Asked what this meant, a spokesman for the Department of Health said: 'Physical restraint was being used too much and too soon without first trying to persuade the child not to do things.

'Practices included wrestling and grappling (putting arms around the child) and getting other children to help in the restraint, which should only be used by trained staff.'

In some homes sanctions were being used in breach of regulations. The department spokesman said these included: 'Practices which are probably corporal punishment, restriction or refusal of visits or communication, which seemed to be the most frequent sanction; requiring the child to wear distinctive or inappropriate clothing such as pyjamas; using accommodation to physically restrict liberty; and the imposition of fines and physical searches.'

Other problems highlighted in the report included: Total loss of control by staff confronted by violent and manipulative residents - in three homes teams had to take emergency action and report to the local senior managers that the home was out of control; failure to do police checks on new staff to establish criminal records; lack of privacy for the young people - many homes did not have private telephones, staff entered bedrooms without knocking, showers were communal and some lavatory doors had no locks; and despite the recent child care scandals many staff were not aware of the potential dangers of child abuse in the homes.

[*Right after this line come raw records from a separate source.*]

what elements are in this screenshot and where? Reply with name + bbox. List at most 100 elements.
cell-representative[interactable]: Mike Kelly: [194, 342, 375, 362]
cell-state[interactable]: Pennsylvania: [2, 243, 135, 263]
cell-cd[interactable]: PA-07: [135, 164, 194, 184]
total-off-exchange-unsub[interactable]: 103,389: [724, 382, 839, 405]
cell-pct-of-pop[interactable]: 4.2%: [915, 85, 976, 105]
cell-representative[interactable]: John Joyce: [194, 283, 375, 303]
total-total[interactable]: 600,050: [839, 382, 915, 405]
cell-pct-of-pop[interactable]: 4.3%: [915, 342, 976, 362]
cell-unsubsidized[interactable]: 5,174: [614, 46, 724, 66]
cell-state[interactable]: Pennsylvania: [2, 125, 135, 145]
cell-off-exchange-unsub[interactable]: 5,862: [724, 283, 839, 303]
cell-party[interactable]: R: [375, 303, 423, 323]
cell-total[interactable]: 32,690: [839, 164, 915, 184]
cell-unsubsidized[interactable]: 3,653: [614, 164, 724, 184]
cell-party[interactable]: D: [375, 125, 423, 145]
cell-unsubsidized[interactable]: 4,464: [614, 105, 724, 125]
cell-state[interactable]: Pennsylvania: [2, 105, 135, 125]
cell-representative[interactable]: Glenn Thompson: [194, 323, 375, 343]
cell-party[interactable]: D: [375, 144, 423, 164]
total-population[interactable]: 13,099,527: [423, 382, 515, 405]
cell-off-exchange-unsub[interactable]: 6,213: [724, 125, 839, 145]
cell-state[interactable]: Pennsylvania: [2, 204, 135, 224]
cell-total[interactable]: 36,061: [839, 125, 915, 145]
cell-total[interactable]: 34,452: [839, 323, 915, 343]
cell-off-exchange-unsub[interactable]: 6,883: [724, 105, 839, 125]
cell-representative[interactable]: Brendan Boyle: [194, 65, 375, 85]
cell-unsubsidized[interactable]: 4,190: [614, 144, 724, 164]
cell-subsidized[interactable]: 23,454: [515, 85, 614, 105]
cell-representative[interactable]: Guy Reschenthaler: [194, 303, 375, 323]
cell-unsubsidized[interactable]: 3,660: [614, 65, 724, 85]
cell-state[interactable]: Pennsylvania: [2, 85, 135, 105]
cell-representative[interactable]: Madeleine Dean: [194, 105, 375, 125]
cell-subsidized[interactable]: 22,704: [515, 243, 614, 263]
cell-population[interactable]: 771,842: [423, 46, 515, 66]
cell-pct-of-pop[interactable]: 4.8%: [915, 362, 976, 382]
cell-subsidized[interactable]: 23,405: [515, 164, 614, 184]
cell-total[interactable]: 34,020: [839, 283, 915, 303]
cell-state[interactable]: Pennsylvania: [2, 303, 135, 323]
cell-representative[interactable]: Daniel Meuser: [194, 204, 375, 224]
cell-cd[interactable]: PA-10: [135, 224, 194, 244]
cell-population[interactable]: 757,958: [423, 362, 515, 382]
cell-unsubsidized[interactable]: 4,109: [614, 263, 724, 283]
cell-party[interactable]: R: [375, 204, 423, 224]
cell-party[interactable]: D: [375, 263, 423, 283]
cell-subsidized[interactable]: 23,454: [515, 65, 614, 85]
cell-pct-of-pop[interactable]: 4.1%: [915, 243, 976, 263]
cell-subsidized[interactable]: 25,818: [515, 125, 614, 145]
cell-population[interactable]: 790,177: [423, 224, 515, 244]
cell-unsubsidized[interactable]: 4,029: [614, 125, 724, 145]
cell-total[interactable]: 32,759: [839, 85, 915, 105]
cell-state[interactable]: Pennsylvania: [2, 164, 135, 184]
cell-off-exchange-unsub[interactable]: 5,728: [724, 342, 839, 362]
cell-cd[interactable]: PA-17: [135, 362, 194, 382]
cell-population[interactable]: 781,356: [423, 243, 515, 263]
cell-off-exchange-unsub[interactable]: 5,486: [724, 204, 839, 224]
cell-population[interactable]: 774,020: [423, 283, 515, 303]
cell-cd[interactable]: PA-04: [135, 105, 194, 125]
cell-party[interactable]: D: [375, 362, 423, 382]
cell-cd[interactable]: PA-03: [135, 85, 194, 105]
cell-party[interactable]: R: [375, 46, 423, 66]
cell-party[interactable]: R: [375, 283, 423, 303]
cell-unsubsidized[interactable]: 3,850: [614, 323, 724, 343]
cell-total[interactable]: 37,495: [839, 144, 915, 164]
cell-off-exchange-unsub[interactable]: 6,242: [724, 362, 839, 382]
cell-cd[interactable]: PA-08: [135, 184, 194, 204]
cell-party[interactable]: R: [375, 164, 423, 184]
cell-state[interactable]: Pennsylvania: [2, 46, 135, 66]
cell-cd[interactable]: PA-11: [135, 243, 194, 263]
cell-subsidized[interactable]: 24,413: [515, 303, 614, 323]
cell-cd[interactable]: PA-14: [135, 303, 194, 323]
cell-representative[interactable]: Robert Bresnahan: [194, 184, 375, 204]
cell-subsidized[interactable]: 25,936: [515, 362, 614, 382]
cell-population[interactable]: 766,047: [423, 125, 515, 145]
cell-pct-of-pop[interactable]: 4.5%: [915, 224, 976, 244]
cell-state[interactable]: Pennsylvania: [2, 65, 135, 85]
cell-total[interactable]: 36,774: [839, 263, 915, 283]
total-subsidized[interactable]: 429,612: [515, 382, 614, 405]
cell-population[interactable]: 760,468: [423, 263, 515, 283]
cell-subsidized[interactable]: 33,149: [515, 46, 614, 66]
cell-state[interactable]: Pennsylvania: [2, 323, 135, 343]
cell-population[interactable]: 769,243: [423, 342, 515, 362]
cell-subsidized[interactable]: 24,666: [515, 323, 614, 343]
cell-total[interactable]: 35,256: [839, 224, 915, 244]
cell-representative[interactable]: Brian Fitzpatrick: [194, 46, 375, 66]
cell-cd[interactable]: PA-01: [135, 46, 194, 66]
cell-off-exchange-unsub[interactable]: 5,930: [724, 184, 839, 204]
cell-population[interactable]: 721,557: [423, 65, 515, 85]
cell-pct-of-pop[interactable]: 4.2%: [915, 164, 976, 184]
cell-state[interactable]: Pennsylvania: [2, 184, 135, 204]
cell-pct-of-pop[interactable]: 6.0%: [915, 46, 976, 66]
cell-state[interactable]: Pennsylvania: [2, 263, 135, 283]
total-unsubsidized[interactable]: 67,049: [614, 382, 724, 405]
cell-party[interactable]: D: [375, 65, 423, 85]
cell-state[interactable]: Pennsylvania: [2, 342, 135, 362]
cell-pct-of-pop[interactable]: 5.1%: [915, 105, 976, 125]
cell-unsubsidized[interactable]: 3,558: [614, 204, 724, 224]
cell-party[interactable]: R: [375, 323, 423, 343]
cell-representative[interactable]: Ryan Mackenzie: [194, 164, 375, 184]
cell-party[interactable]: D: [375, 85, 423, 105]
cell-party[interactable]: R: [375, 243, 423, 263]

A major cause for concern was the high incidence of children being excluded from school and in future social services departments must liaise with education departments to ensure they receive a proper education, the report said.

Most children felt safe and cared for, although in five homes children said they did not feel safe in the company of staff, volunteers and visitors and three of the homes were regarded by inspectors as unsafe for both staff and children.

Conditions have improved since the Frank Beck sexual abuse scandal in Leicestershire homes and the 'pin-down' regime of control in Staffordshire, but there is still much bad practice and no guarantee that such scandals could not occur again, according to Herbert Laming, Chief Inspector of the Social Services Inspectorate.

Launching the report, Corporate Parents, Mr Laming said staff were dealing with adolescents who had had very disturbing experiences.

'Most staff who care for children do so under challenging circumstances,' he said.

'They need more support, supervision and training to do it well. Directors of social services should have in place adequate measures to monitor and control the quality of care in their children's homes.'

Corporate Parents; Department of Health; free from Health Publications Unit, site 2, Manchester Road, Heywood, Lancs OL10 2PZ.